C’est en partie ce qui explique que le groupe assurantiel enregistre 2 700 contrats souscrits depuis le début de l’année, pour plus de 270 000 ha de prairies et près de 220 millions d’euros de capitaux assurés. Et ce, malgré les réticences de certains éleveurs qui ont fait part de leurs doutes sur l’indice satellitaire qui sert de base à l’indemnisation en cas de sinistre (la sécheresse notamment). Pascal Viné ne nie d’ailleurs pas que « la carte a questionné les éleveurs, car l’indice ne percevrait pas la sécheresse de l’été dans toutes les zones ». Il a cependant rappelé que cet indice a « été doublement validé par les scientifiques et le gouvernement » et que « le satellite voit la sécheresse ». En revanche, « quand on la compare et qu’on la cumule à la moyenne olympique, en relatif, la pousse de l’herbe sur la partie nord de la France a été supérieure, en 2022 », a-t-il souligné. Les dirigeants de Groupama qui auraient espéré plus d’élan dans les souscriptions ont rappelé que le dispositif n’est pas obligatoire et que les agriculteurs font aussi des arbitrages, en fonction de leurs productions mais aussi du coût de l’assurance. La moyenne olympique, impactée par plusieurs mauvaises années successives, « peut être défavorable », a précisé Pascal Viné. Elle peut en effet mécaniquement et mathématiquement réduire le potentiel d’indemnisation.

Des détails restent à régler

Groupama reste toutefois confiant pour l’avenir et a bon espoir d’augmenter de 30 % le nombre d’agriculteurs assurés dans toutes les filières, même s’il reste encore quelques détails à régler comme la mise en place d’un interlocuteur agréé qui sera choisi par l’agriculteur pour qu’il évalue le taux de perte sur son exploitation et la mise en place d’un groupement d’assureurs. Celui-ci doit mettre en commun des données qui permettront à chaque exploitation de trouver une offre attractive. En plus de cette « universalité de l’offre, nous devons partager la sinistralité pour avoir un coût d’assurance supportable », a souligné François Schmitt. Ce groupement devrait être finalisé avant le mois de juillet pour une mise en œuvre en 2024. Groupama souhaite aussi que les agriculteurs s’engagent encore plus dans l’adaptation au changement climatique. « Car l’assurance protège des à-coups. Elle ne protège pas des tendances », a précisé François Schmitt. Que ce soit pour la souscription ou l’adaptation, « il nous faut encore faire de la pédagogie », a conclu Nadia Roignant-Creis, directrice des marchés agricoles.

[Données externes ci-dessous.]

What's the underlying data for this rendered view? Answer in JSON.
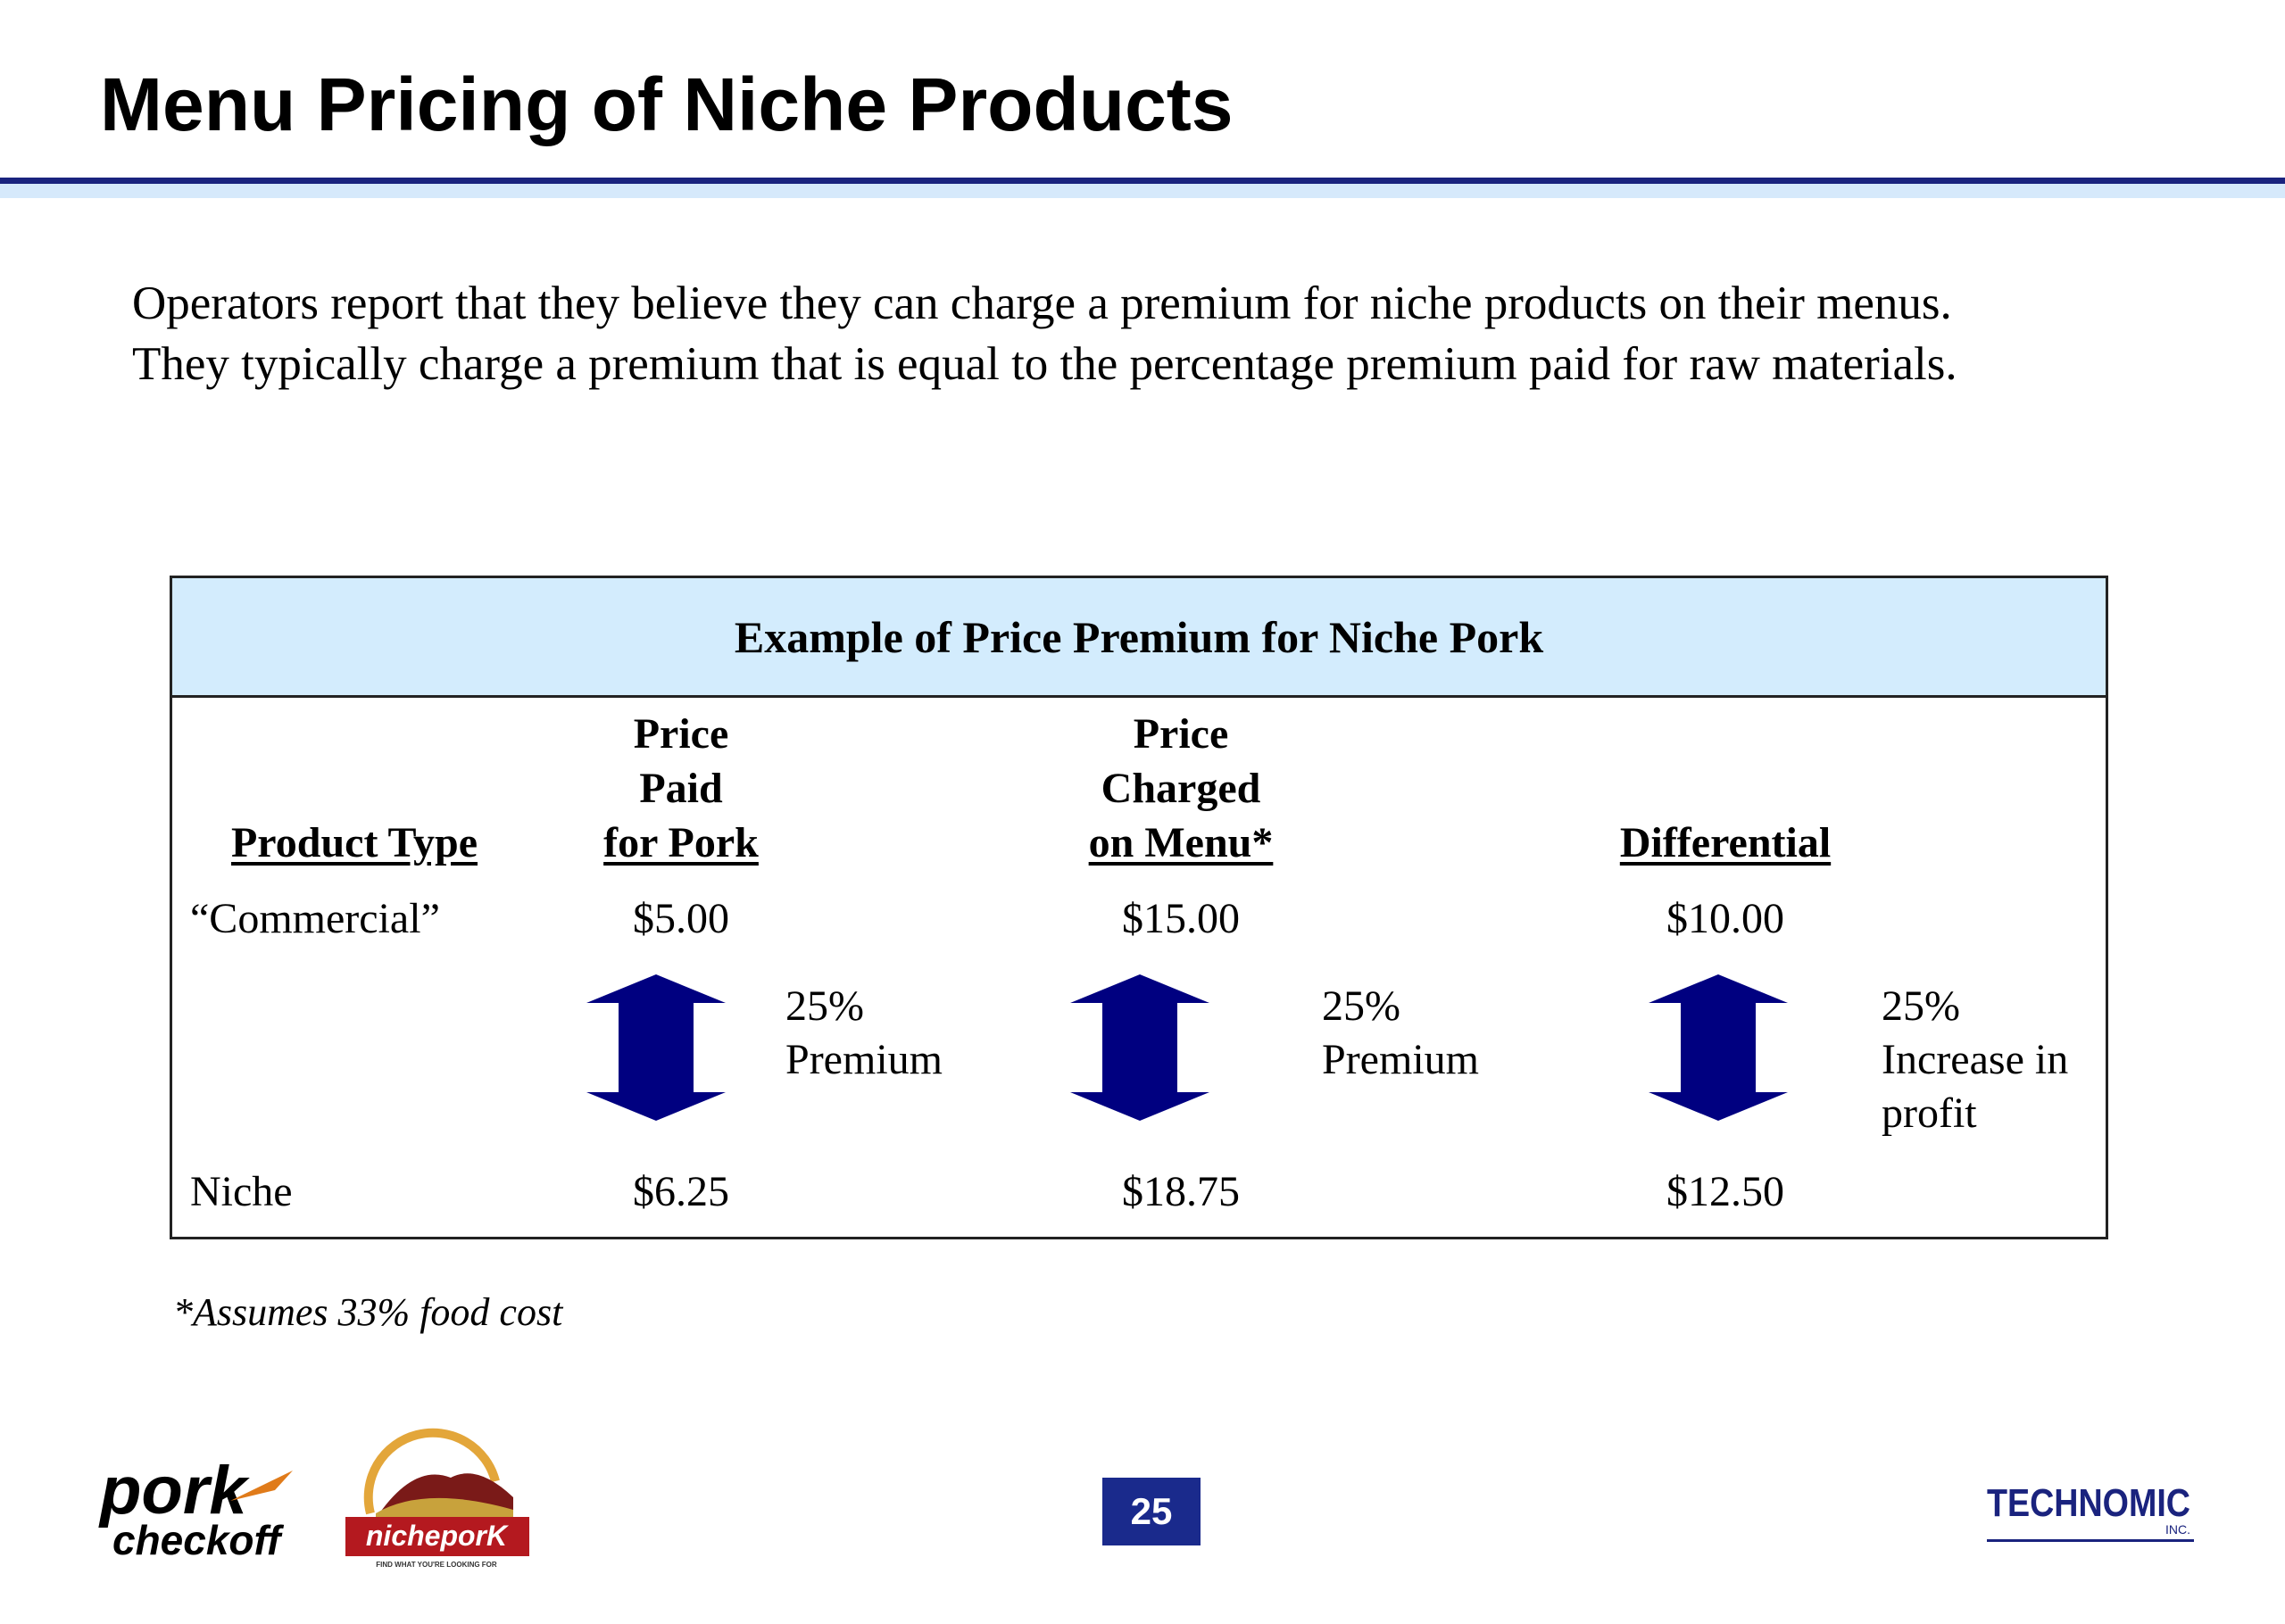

2022, année très sinistrée

« Coups de chaleurs, grêle, sécheresse, incendies… L’année 2022 a été très sinistrée », a affirmé François Schmitt, président délégué de Groupama. Pas moins de 60 % des assurés multirisques climatiques (MRC) ont déclaré un sinistre sécheresse, soit 700 000 ha. Selon ses données, l’assureur a enregistré l’an passé, plus de 26 500 déclarations de sinistres, 80,4 % sur les grandes cultures, 18,7 % sur les vignes et 0,8 % sur les vergers. Sur ces 700 000 ha déclarés, 412 000 ha concernent la seule production de maïs. « Il porte à lui seul 30 % de la charge totale, tous aléas confondus, avec un rapport sinistre/cotisation de 200 % », indique Nadia Roignant-Creis, directrice du marché agricole. « Pour 100 euros cotisés, 200 euros ont été remboursés », a-t-elle précisé. Groupama a également indemnisé les pertes des 380 000 ha touchés par la grêle. L’assureur a reçu près de 11 000 déclarations de sinistres sur cette intempérie. Les grandes cultures, légumes et horticulture représentent 72 % des sinistres « grêle », la viticulture 26 % et l’arboriculture 2 %.

François Schmitt, prochain président de Groupama

Début juin François Schmitt prendra la succession de Jean-Yves Dagès qui a été élu président du conseil d’administration de Groupama Assurances Mutuelles en 2012. Polyculteur-éleveur en Moselle, François Schmitt est l’actuel président délégué et administrateur de Groupama depuis le 30 juin 2008. Il a vu ses mandats renouvelés en 2009, 2015 et 2021.